In settlements such as Črni Vrh, residents, non-governmental organisations, and small businesses have come together under EU-backed programmes (DIAMONT, CAPACities, CHERPLAN and SY_CULTour) to develop participatory culture-driven tourism. These "bottom-up" efforts harness local "territorial capital"—including traditional crafts, folklore and waymarked trails—and the area's natural landscape to create small-scale tourism products. Although financial returns are modest, communities report that these projects reinforce rural identity, preserve local customs, and foster greater social cohesion.

==Geopark and heritage==

The Idrija region lies at the meeting point of the Dinaric and Alpine mountain chains, resulting in a varied landscape of steep gorges, karst plateaus, and wooded peaks. The area's geology is defined by the Idrija mercury deposit, a roughly 1500 m long and up to 450 m deep ore body from which about 700 km of underground galleries were excavated between the late 15th century and 1988. Surviving industrial structures include the Francis Shaft (1792), the Čermak–Špirek rotary smelting furnace (1886), and the 17th-century system of logging sluices (klavže), all preserved as part of the region's industrial heritage. Geological cross-sections exposed by the Idrijca River and its tributaries record Carboniferous to Eocene rock formations within a compact area.

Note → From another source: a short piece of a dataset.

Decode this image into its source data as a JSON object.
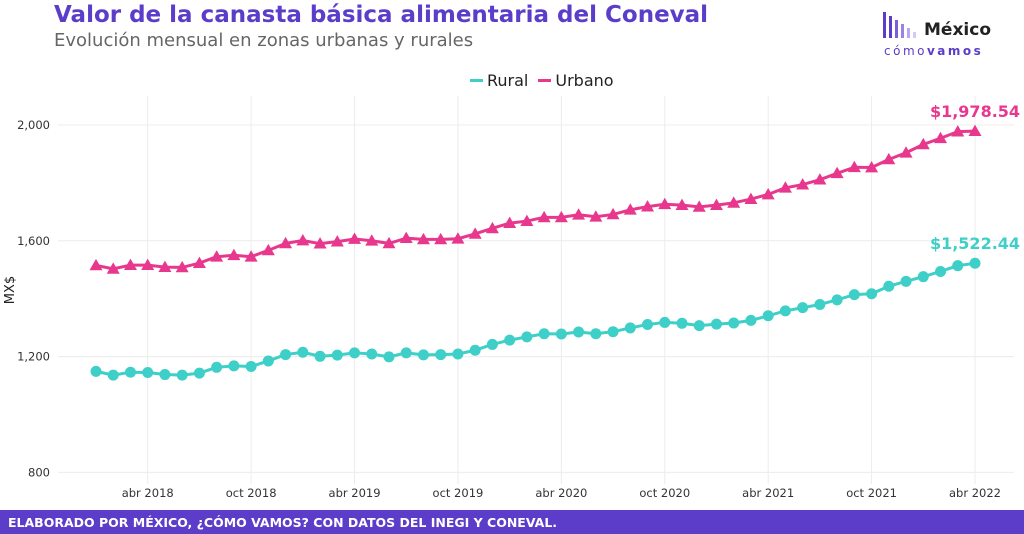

In 2007, the Municipality of Idrija launched the Idrija Geopark project to unite its geological, cultural, and industrial assets into a single, sustainable tourism framework. Efforts to date include a comprehensive inventory and evaluation of geoheritage sites, the establishment of thematic trails (for example, along the historic Rake water channel), and educational programmes in partnership with local schools and universities. Two major exhibition venues have been created in the former mine administration building and in Gewerkenegg Castle (the Municipal Museum), housing collections of minerals, mining apparatus, and archival materials. Together these initiatives aim to conserve the municipality's distinctive identity and to offer visitors an immersive understanding of Idrija's five-century mining tradition.